Abbiamo avuto l'opportunità di discutere delle linee generali di
questo lavoro, nonché di alcune scelte specifiche, con la curatrice, Giulia
Belgioioso.
2. Intervista
Lo straordinario lavoro editoriale, storico, filologico, ma anche
interpretativo che avete intrapreso in questi anni sul corpus cartesiano, e
che ora vede il suo risultato in questa nuova edizione delle opere di
Descartes, rappresenta un'impresa di notevole difficoltà, non priva,
oltretutto, di qualche rischio.
Il nostro tentativo è stato quello di fornire, tanto allo studioso quanto
allo studente, una versione italiana e aggiornata del corpus cartesiano che,
credo, svolgerà un ruolo di primo piano anche in campo internazionale. Si
è trattato di un lavoro di gruppo, che ha richiesto dieci anni e per il quale è
stato necessario un grande affiatamento e una continua coordinazione.
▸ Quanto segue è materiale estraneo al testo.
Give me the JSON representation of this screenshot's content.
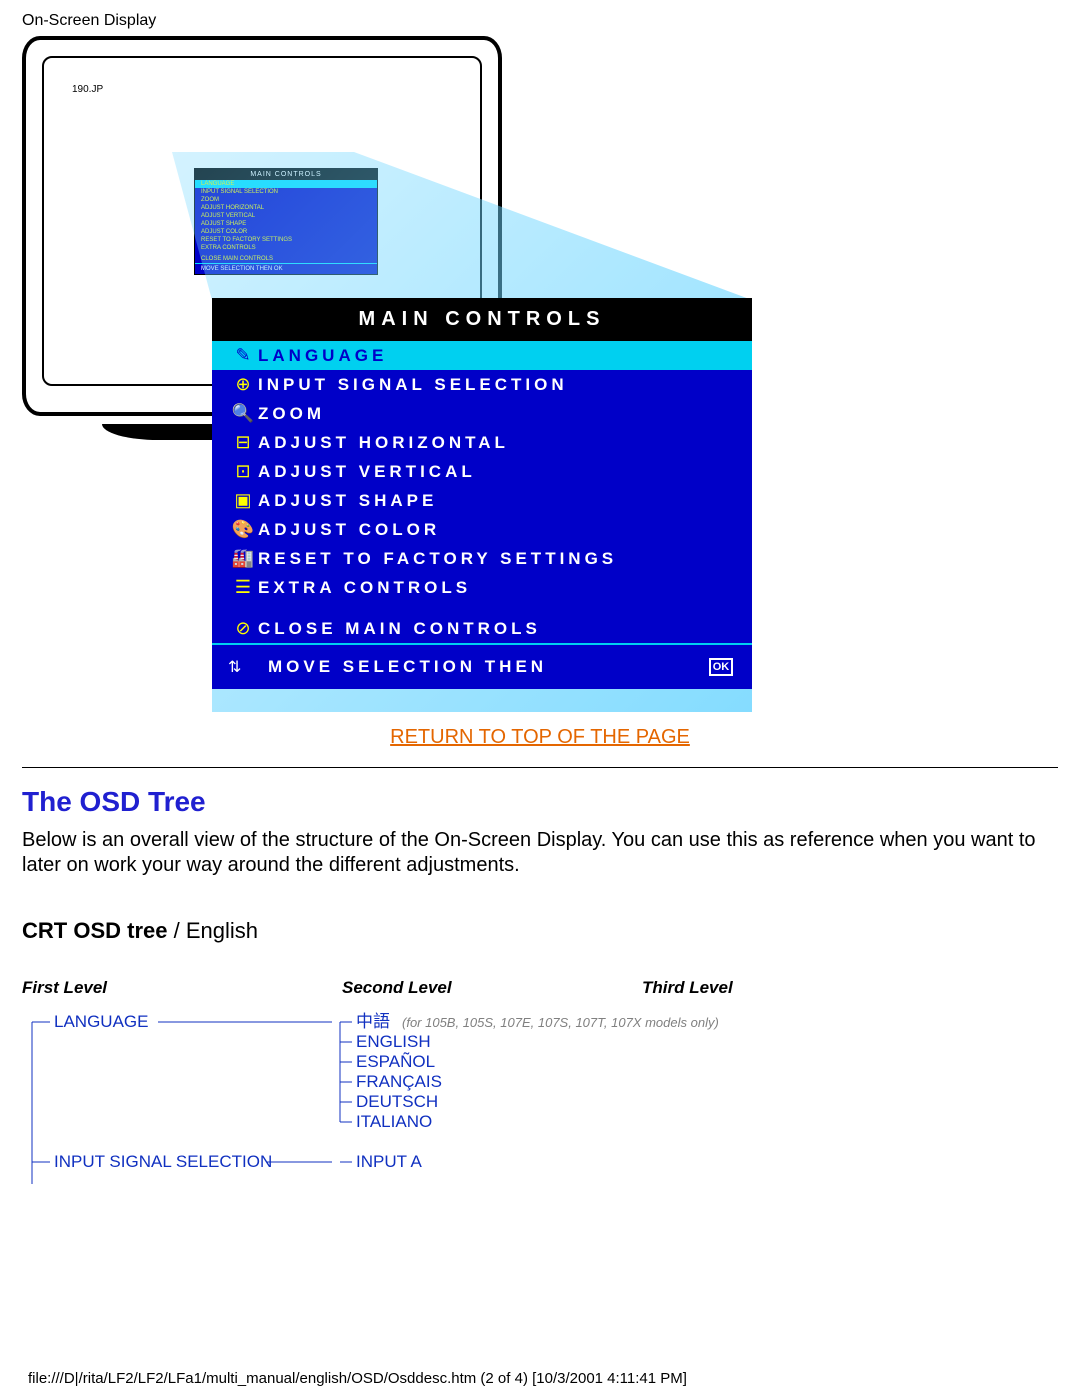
{
  "header": "On-Screen Display",
  "monitor_model": "190.JP",
  "osd": {
    "title": "MAIN CONTROLS",
    "items": [
      {
        "icon": "lang-icon",
        "label": "LANGUAGE",
        "hl": true
      },
      {
        "icon": "input-icon",
        "label": "INPUT SIGNAL SELECTION"
      },
      {
        "icon": "zoom-icon",
        "label": "ZOOM"
      },
      {
        "icon": "horiz-icon",
        "label": "ADJUST HORIZONTAL"
      },
      {
        "icon": "vert-icon",
        "label": "ADJUST VERTICAL"
      },
      {
        "icon": "shape-icon",
        "label": "ADJUST SHAPE"
      },
      {
        "icon": "color-icon",
        "label": "ADJUST COLOR"
      },
      {
        "icon": "reset-icon",
        "label": "RESET TO FACTORY SETTINGS"
      },
      {
        "icon": "extra-icon",
        "label": "EXTRA CONTROLS"
      }
    ],
    "close": {
      "icon": "close-icon",
      "label": "CLOSE MAIN CONTROLS"
    },
    "footer_text": "MOVE SELECTION THEN",
    "footer_ok": "OK"
  },
  "mini": {
    "title": "MAIN CONTROLS",
    "rows": [
      "LANGUAGE",
      "INPUT SIGNAL SELECTION",
      "ZOOM",
      "ADJUST HORIZONTAL",
      "ADJUST VERTICAL",
      "ADJUST SHAPE",
      "ADJUST COLOR",
      "RESET TO FACTORY SETTINGS",
      "EXTRA CONTROLS"
    ],
    "close": "CLOSE MAIN CONTROLS",
    "foot": "MOVE SELECTION THEN  OK"
  },
  "return_link": "RETURN TO TOP OF THE PAGE",
  "section": {
    "heading": "The OSD Tree",
    "paragraph": "Below is an overall view of the structure of the On-Screen Display. You can use this as reference when you want to later on work your way around the different adjustments."
  },
  "tree": {
    "title_bold": "CRT OSD tree ",
    "title_sep": "/ ",
    "title_lang": "English",
    "levels": [
      "First Level",
      "Second Level",
      "Third Level"
    ],
    "l1": [
      "LANGUAGE",
      "INPUT SIGNAL SELECTION"
    ],
    "l2_lang": [
      "中語",
      "ENGLISH",
      "ESPAÑOL",
      "FRANÇAIS",
      "DEUTSCH",
      "ITALIANO"
    ],
    "l2_lang_note": "(for 105B, 105S, 107E, 107S, 107T, 107X models only)",
    "l2_input": [
      "INPUT A"
    ]
  },
  "footer_path": "file:///D|/rita/LF2/LF2/LFa1/multi_manual/english/OSD/Osddesc.htm (2 of 4) [10/3/2001 4:11:41 PM]"
}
I
giovani assegnisti e ricercatori che sono stati coinvolti nella realizzazione
del progetto si sono giovati della consulenza di esperti di livello
internazionale – francesi e non solo – con i quali hanno potuto discutere
scelte interpretative e traduttive.
Tra l'esegesi testuale in senso stretto e una più ampia interpretazione
filosofica si pone ovviamente un rapporto circolare, nel quale è necessario
addentrarsi con attenzione. E questa è una delle insidie maggiori di un
corpus, quello cartesiano, spesso esplorato solo parzialmente, (e per lo più
sempre nei medesimi testi) e in non pochi casi tramandato in traduzioni
tanto infedeli quanto influenti.
Un'imprecisione decisiva che ricorre in tutte le edizioni, ad esempio,
riguarda un passo della Seconda Meditazione [“Nondum vero satis
intelligo quisnam sim ego ille qui jam necessario sum”] in cui il quisnam
(letteralmente un “chi”) impiegato da Descartes è stato unanimemente
tradotto con “che cosa”, a vantaggio di un'interpretazione “sostanzialista”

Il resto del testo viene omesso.